Milano in lutto: addio al pioniere del tatuaggio
Era la fine degli anni Sessanta quando un giovane appassionato iniziava a tracciare segni sulla pelle, in un’Italia dove i tatuaggi erano ancora avvolti nello stigma e considerati un tabù. Nel 1967 muove i primi passi, in un contesto che oscillava fra l’esotico e l’emarginazione. Eppure quella idea, quella punta d’ago su pelle viva, avrebbe cambiato per sempre il volto di un’arte in divenire.
Col tempo, quell’artigiano “diverso” divenne punto di riferimento: la sua tenacia e il suo talento gli valsero il titolo non ufficiale di primo tatuatore d’Italia. Quando nel 1974 aprì uno studio in via Mercato, nel cuore di Brera a Milano, non stava inaugurando solo un locale — stava lanciando una sfida. Lo studio sarebbe diventato una casa per l’arte del tatuaggio, un laboratorio di creatività, un simbolo di rottura e liberazione.

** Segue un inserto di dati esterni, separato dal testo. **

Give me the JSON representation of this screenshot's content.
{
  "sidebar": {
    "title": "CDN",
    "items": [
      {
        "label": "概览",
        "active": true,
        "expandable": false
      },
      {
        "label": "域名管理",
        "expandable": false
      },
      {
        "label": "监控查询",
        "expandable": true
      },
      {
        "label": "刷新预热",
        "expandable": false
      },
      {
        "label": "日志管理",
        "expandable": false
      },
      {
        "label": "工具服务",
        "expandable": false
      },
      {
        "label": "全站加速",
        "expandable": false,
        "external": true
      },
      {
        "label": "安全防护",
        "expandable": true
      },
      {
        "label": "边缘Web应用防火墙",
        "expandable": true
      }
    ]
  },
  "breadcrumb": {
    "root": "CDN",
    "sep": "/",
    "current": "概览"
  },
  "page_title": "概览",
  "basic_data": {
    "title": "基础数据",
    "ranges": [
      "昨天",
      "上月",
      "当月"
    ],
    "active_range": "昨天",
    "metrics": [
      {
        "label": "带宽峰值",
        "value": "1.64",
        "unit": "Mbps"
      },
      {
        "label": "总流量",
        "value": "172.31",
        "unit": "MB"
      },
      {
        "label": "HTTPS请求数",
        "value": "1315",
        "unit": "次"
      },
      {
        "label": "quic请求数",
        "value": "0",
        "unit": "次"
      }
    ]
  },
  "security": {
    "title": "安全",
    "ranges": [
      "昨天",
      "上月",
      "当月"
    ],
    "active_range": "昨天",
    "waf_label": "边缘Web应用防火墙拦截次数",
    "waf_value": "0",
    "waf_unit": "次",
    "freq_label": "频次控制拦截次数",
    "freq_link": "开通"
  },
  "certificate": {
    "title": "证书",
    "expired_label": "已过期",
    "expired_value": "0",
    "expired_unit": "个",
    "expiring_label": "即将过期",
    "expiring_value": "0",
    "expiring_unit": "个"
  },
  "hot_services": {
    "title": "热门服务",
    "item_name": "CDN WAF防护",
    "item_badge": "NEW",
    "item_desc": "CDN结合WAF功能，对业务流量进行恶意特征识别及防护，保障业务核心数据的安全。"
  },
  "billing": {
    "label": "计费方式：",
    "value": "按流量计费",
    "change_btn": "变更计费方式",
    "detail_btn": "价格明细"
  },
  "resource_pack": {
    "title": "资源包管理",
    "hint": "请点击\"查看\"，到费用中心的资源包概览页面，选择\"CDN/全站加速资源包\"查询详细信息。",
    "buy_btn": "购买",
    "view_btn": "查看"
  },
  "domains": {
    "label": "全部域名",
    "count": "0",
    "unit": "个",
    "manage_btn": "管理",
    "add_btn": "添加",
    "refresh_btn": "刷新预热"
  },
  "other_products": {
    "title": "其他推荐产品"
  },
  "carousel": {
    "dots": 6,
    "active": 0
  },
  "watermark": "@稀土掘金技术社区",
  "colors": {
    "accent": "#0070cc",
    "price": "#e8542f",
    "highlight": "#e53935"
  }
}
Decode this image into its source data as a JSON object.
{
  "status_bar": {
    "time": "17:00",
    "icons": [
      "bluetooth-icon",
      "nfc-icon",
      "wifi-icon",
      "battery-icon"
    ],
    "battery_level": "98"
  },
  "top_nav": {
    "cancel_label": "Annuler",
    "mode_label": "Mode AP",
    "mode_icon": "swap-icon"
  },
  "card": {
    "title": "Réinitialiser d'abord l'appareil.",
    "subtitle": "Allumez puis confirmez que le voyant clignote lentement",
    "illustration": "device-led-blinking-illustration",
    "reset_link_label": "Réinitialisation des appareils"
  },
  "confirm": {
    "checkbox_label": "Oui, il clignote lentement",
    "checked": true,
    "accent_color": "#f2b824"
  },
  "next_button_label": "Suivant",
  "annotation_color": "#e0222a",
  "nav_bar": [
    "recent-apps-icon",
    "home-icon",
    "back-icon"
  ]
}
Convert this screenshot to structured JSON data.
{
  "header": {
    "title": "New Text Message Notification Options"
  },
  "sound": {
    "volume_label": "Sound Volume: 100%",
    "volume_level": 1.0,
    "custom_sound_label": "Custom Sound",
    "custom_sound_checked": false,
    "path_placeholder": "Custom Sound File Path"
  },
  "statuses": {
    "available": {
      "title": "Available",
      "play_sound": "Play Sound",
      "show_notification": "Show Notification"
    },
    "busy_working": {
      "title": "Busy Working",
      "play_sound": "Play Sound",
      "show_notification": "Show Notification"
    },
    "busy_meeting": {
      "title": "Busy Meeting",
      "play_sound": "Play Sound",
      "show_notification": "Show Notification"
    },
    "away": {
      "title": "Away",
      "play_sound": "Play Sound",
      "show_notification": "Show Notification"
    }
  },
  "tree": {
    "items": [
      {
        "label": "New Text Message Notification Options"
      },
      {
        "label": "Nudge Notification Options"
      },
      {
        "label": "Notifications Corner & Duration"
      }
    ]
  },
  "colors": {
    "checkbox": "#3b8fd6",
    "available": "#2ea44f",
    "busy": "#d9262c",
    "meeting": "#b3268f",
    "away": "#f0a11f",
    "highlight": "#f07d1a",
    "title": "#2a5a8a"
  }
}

Il teatro e le scene: un’altra pelle dell’arte
Ma non era abbastanza disegnare sulla pelle. Il suo sguardo si allargava al teatro, alle scene, ai costumi. Insieme a una generazione di artisti, nel 1972 contribuì a fondare il Teatro Franco Parenti, un luogo destinato a ridefinire la scena culturale milanese con audacia e originalità secondo quanto riporta Milano Today.
La sua sensibilità visiva, affinata anche negli studi al Liceo Artistico e all’Accademia di Brera, gli permise di portare nel teatro la stessa intensità con cui tracciava un tatuaggio. Così, scenografie e costumi divennero proiezioni della sua estetica unica — sospese tra provocazione e bellezza.